Metadata-Version: 2.4
Name: sqlexplore
Version: 0.8.2
Summary: SQL exploration over data files with your CLI and LLM
Author: Dylan Hogg
License-Expression: MIT
Project-URL: Homepage, https://github.com/dylanhogg/sqlexplore
Project-URL: Repository, https://github.com/dylanhogg/sqlexplore
Project-URL: Issues, https://github.com/dylanhogg/sqlexplore/issues
Keywords: sql,duckdb,cli,tui,csv,parquet
Classifier: Development Status :: 4 - Beta
Classifier: Intended Audience :: Developers
Classifier: Operating System :: OS Independent
Classifier: Programming Language :: Python :: 3
Classifier: Programming Language :: Python :: 3.13
Classifier: Programming Language :: Python :: 3.14
Classifier: Programming Language :: Python :: 3.15
Classifier: Environment :: Console
Classifier: Topic :: Database
Classifier: Topic :: Database :: Front-Ends
Classifier: Programming Language :: SQL
Requires-Python: >=3.13
Description-Content-Type: text/markdown
License-File: LICENSE
Requires-Dist: duckdb>=1.4.4
Requires-Dist: litellm>=1.81.12
Requires-Dist: pytz>=2026.1.post1
Requires-Dist: rich>=14.0.0
Requires-Dist: sqlglot>=26.0.0
Requires-Dist: textual>=7.5.0
Requires-Dist: tqdm>=4.67.3
Requires-Dist: typer>=0.21.1
Dynamic: license-file

# sqlexplore

[![License: MIT](https://img.shields.io/badge/license-MIT-green.svg)](https://opensource.org/licenses/MIT)
[![PyPI version](https://badge.fury.io/py/sqlexplore.svg?1)](https://badge.fury.io/py/sqlexplore)
[![build](https://github.com/dylanhogg/sqlexplore/actions/workflows/ci.yml/badge.svg)](https://github.com/dylanhogg/sqlexplore/actions/workflows/ci.yml)
[![Latest Tag](https://img.shields.io/github/v/tag/dylanhogg/sqlexplore)](https://github.com/dylanhogg/sqlexplore/tags)
[![Downloads](https://static.pepy.tech/badge/sqlexplore)](https://pepy.tech/project/sqlexplore)

`sqlexplore` is a terminal SQL explorer for flat files (`.csv`, `.tsv`, `.txt`, `.parquet`, `.pq`), powered by DuckDB.

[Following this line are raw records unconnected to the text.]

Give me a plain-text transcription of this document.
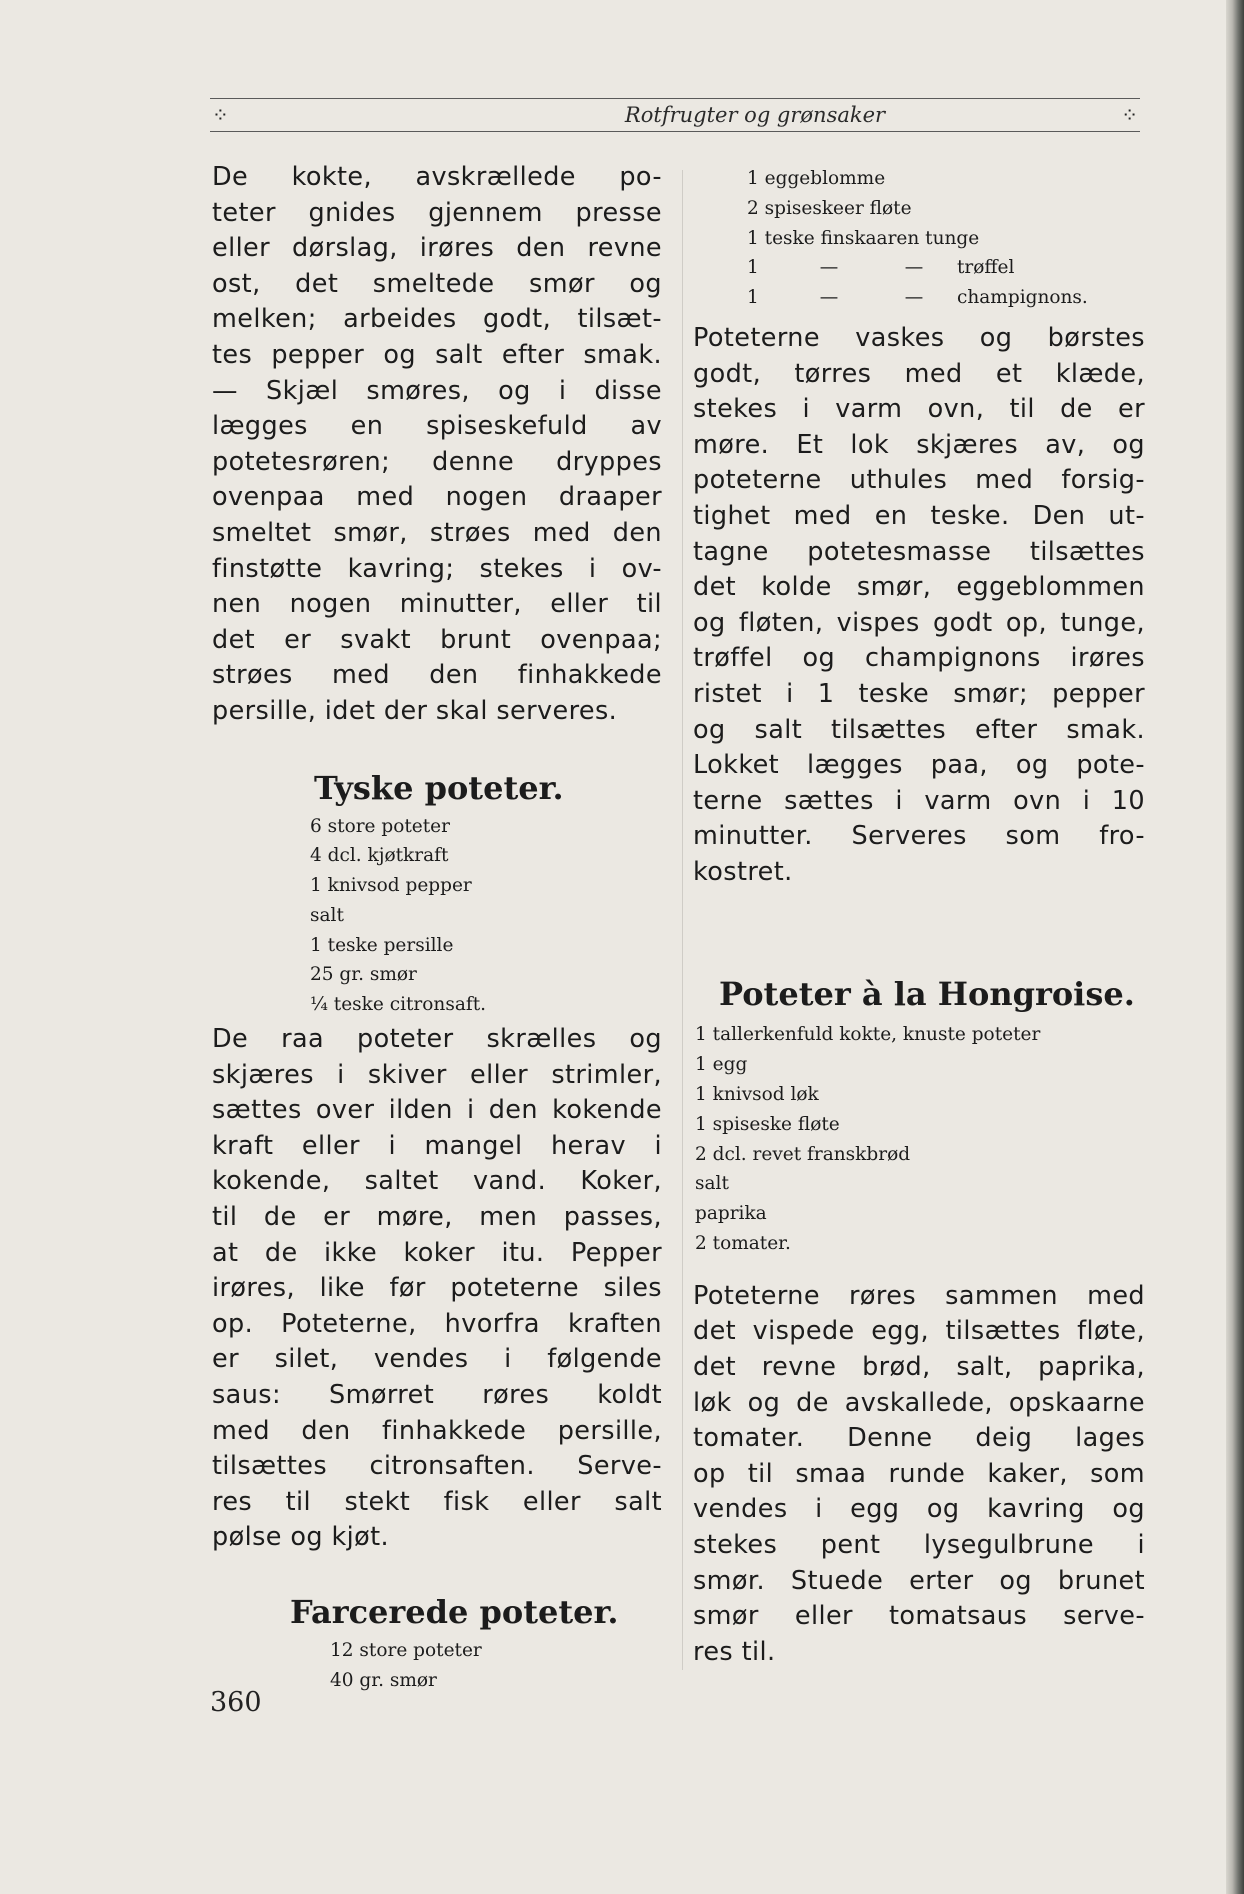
⁘	Rotfrugter og grønsaker	⁘

De kokte, avskrællede po-

teter gnides gjennem presse

eller dørslag, irøres den revne

ost, det smeltede smør og

melken; arbeides godt, tilsæt-

tes pepper og salt efter smak.

— Skjæl smøres, og i disse

lægges en spiseskefuld av

potetesrøren; denne dryppes

ovenpaa med nogen draaper

smeltet smør, strøes med den

finstøtte kavring; stekes i ov-

nen nogen minutter, eller til

det er svakt brunt ovenpaa;

strøes med den finhakkede

persille, idet der skal serveres.

Tyske poteter.
6 store poteter
4 dcl. kjøtkraft
1 knivsod pepper
salt
1 teske persille
25 gr. smør
¹⁄₄ teske citronsaft.

De raa poteter skrælles og

skjæres i skiver eller strimler,

sættes over ilden i den kokende

kraft eller i mangel herav i

kokende, saltet vand. Koker,

til de er møre, men passes,

at de ikke koker itu. Pepper

irøres, like før poteterne siles

op. Poteterne, hvorfra kraften

er silet, vendes i følgende

saus: Smørret røres koldt

med den finhakkede persille,

tilsættes citronsaften. Serve-

res til stekt fisk eller salt

pølse og kjøt.

Farcerede poteter.
12 store poteter
40 gr. smør
1 eggeblomme
2 spiseskeer fløte
1 teske finskaaren tunge
1	—	—	trøffel
1	—	—	champignons.

Poteterne vaskes og børstes

godt, tørres med et klæde,

stekes i varm ovn, til de er

møre. Et lok skjæres av, og

poteterne uthules med forsig-

tighet med en teske. Den ut-

tagne potetesmasse tilsættes

det kolde smør, eggeblommen

og fløten, vispes godt op, tunge,

trøffel og champignons irøres

ristet i 1 teske smør; pepper

og salt tilsættes efter smak.

Lokket lægges paa, og pote-

terne sættes i varm ovn i 10

minutter. Serveres som fro-

kostret.

Poteter à la Hongroise.
1 tallerkenfuld kokte, knuste poteter
1 egg
1 knivsod løk
1 spiseske fløte
2 dcl. revet franskbrød
salt
paprika
2 tomater.

Poteterne røres sammen med

det vispede egg, tilsættes fløte,

det revne brød, salt, paprika,

løk og de avskallede, opskaarne

tomater. Denne deig lages

op til smaa runde kaker, som

vendes i egg og kavring og

stekes pent lysegulbrune i

smør. Stuede erter og brunet

smør eller tomatsaus serve-

res til.

360
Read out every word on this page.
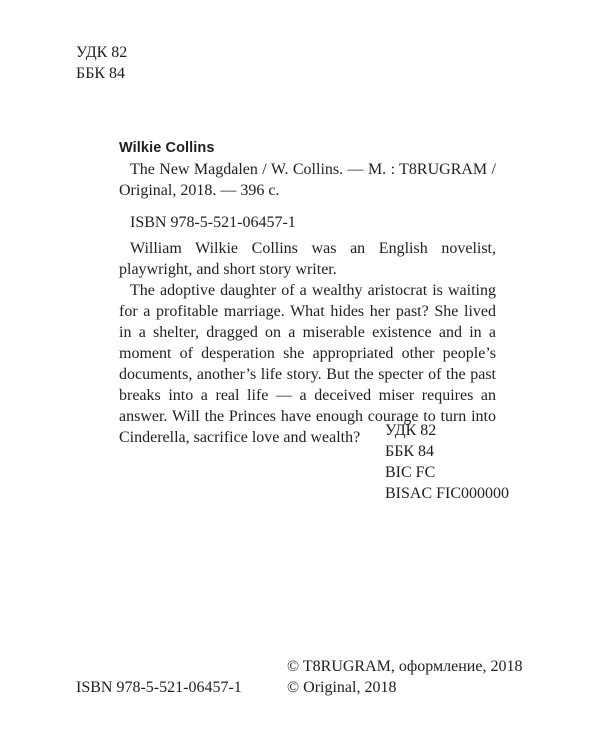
УДК 82
ББК 84
Wilkie Collins
The New Magdalen / W. Collins. — M. : T8RUGRAM /
Original, 2018. — 396 c.
ISBN 978-5-521-06457-1

William Wilkie Collins was an English novelist, playwright, and short story writer.

The adoptive daughter of a wealthy aristocrat is waiting for a profitable marriage. What hides her past? She lived in a shelter, dragged on a miserable existence and in a moment of desperation she appropriated other people’s documents, another’s life story. But the specter of the past breaks into a real life — a deceived miser requires an answer. Will the Princes have enough courage to turn into Cinderella, sacrifice love and wealth?	УДК 82
ББК 84
BIC FC
BISAC FIC000000
© T8RUGRAM, оформление, 2018
© Original, 2018
ISBN 978-5-521-06457-1
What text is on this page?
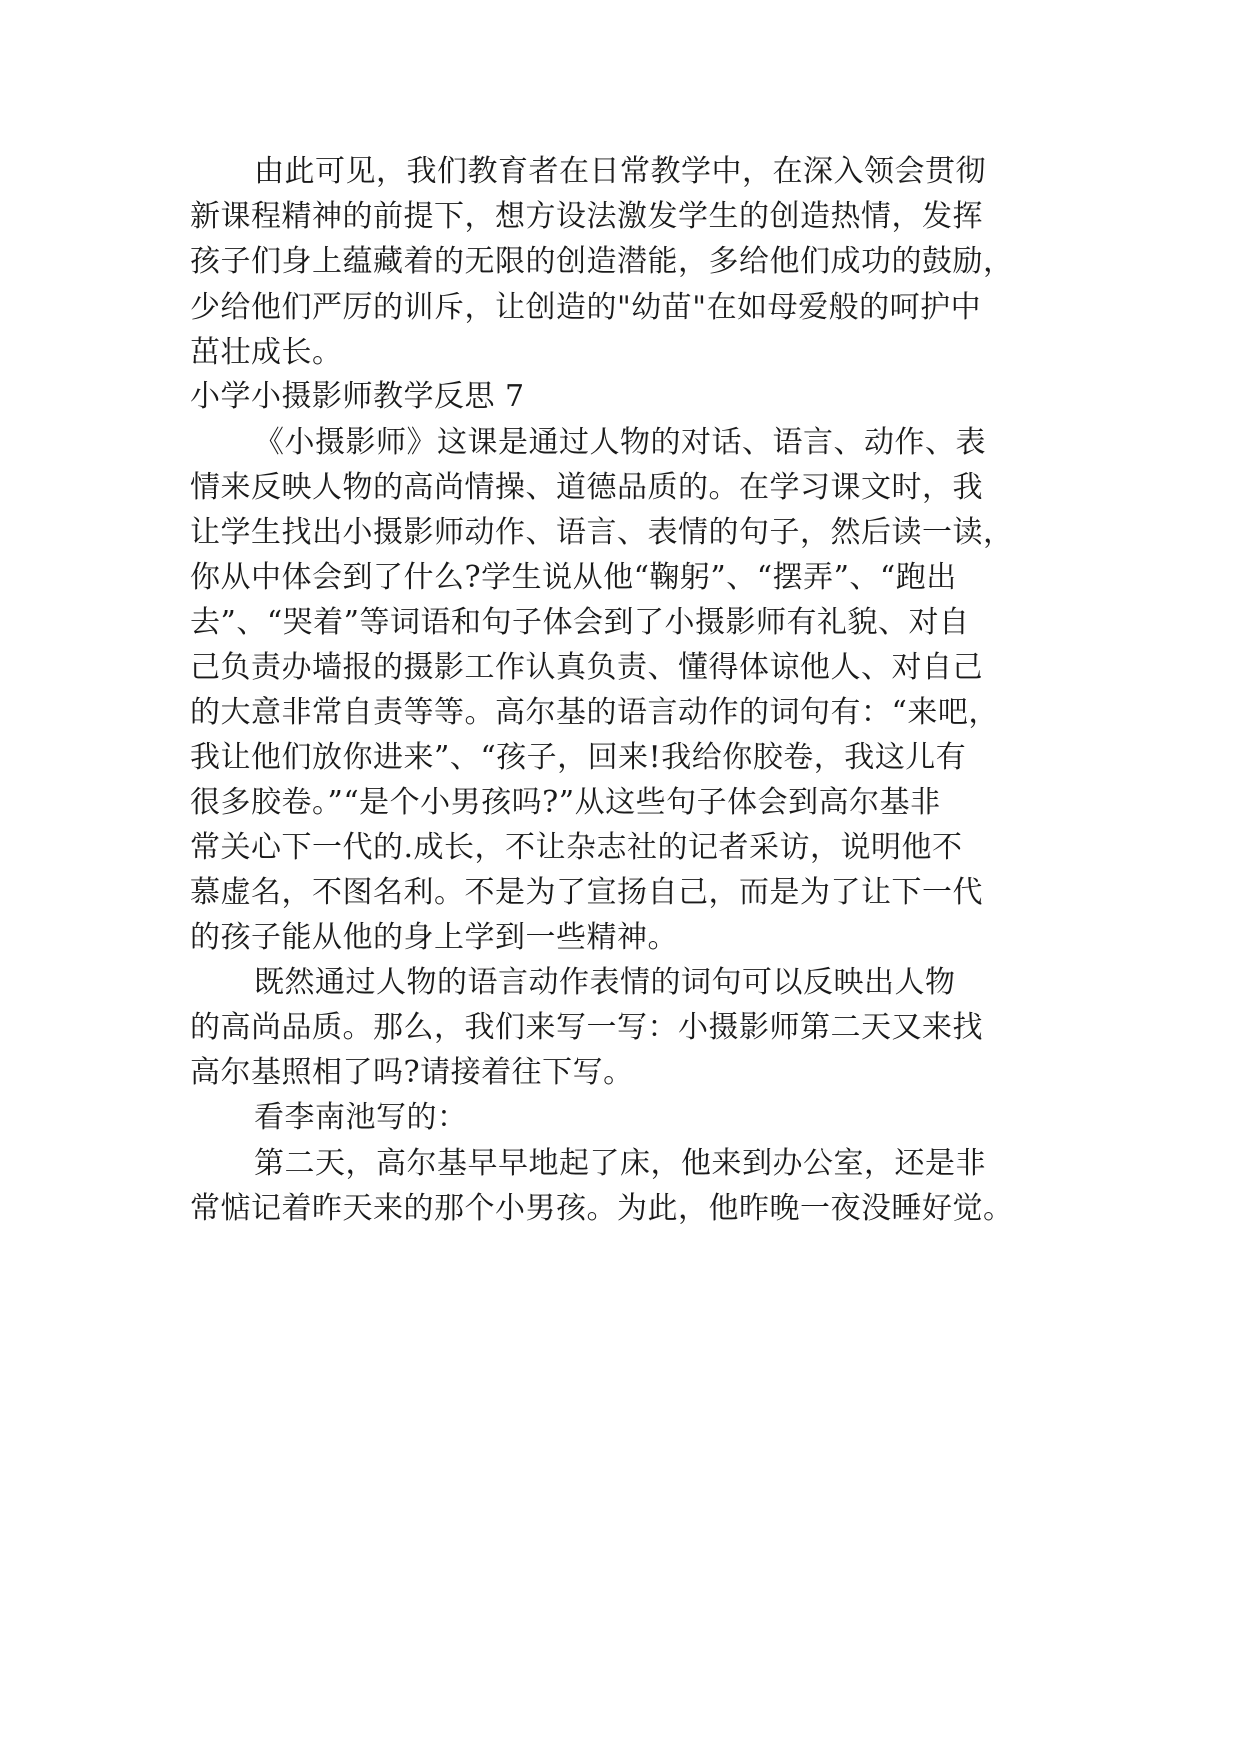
由此可见，我们教育者在日常教学中，在深入领会贯彻

新课程精神的前提下，想方设法激发学生的创造热情，发挥

孩子们身上蕴藏着的无限的创造潜能，多给他们成功的鼓励，

少给他们严厉的训斥，让创造的"幼苗"在如母爱般的呵护中

茁壮成长。

小学小摄影师教学反思 7

《小摄影师》这课是通过人物的对话、语言、动作、表

情来反映人物的高尚情操、道德品质的。在学习课文时，我

让学生找出小摄影师动作、语言、表情的句子，然后读一读，

你从中体会到了什么?学生说从他“鞠躬”、“摆弄”、“跑出

去”、“哭着”等词语和句子体会到了小摄影师有礼貌、对自

己负责办墙报的摄影工作认真负责、懂得体谅他人、对自己

的大意非常自责等等。高尔基的语言动作的词句有：“来吧，

我让他们放你进来”、“孩子，回来!我给你胶卷，我这儿有

很多胶卷。”“是个小男孩吗?”从这些句子体会到高尔基非

常关心下一代的.成长，不让杂志社的记者采访，说明他不

慕虚名，不图名利。不是为了宣扬自己，而是为了让下一代

的孩子能从他的身上学到一些精神。

既然通过人物的语言动作表情的词句可以反映出人物

的高尚品质。那么，我们来写一写：小摄影师第二天又来找

高尔基照相了吗?请接着往下写。

看李南池写的：

第二天，高尔基早早地起了床，他来到办公室，还是非

常惦记着昨天来的那个小男孩。为此，他昨晚一夜没睡好觉。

Use it when you need quick answers from local files, URLs, or piped terminal output without building a separate pipeline first.

## Useful features

- Interactive TUI with query editor, results grid, cell preview, and activity log.
- Non-interactive mode (`--no-ui`) for one-shot queries in plain terminal output.
- SQL helper commands for common analysis and shaping tasks:
  `/summary`, `/describe`, `/profile`, `/hist`, `/corr`, `/top`, `/dupes`, `/crosstab`,
  `/sample`, `/filter`, `/sort`, `/group`, `/agg`.
- LLM-assisted SQL generation with `/llm-query`, plus trace tools (`/llm-history`, `/llm-show`).
- Query history and rerun helpers (`/history`, `/rerun`, `/history-log`, `/rerun-log`).
- Context-aware autocomplete for SQL and helper commands.
- Result export via `/save` to `.csv`, `.parquet`/`.pq`, or `.json`.
- JSON-aware table rendering and preview, including compact image-cell tokens for image-like values.
- Local files, HTTP(S) URLs, and stdin input (for piped text).
- Multiple sources via repeated `--data` (schemas must match; sources are unioned).
- Remote download cache controls with `--download-dir` and `--overwrite`.
- `.txt` input support with derived fields like `line_number`, `line_length`, `word_count`, and `line_hash`.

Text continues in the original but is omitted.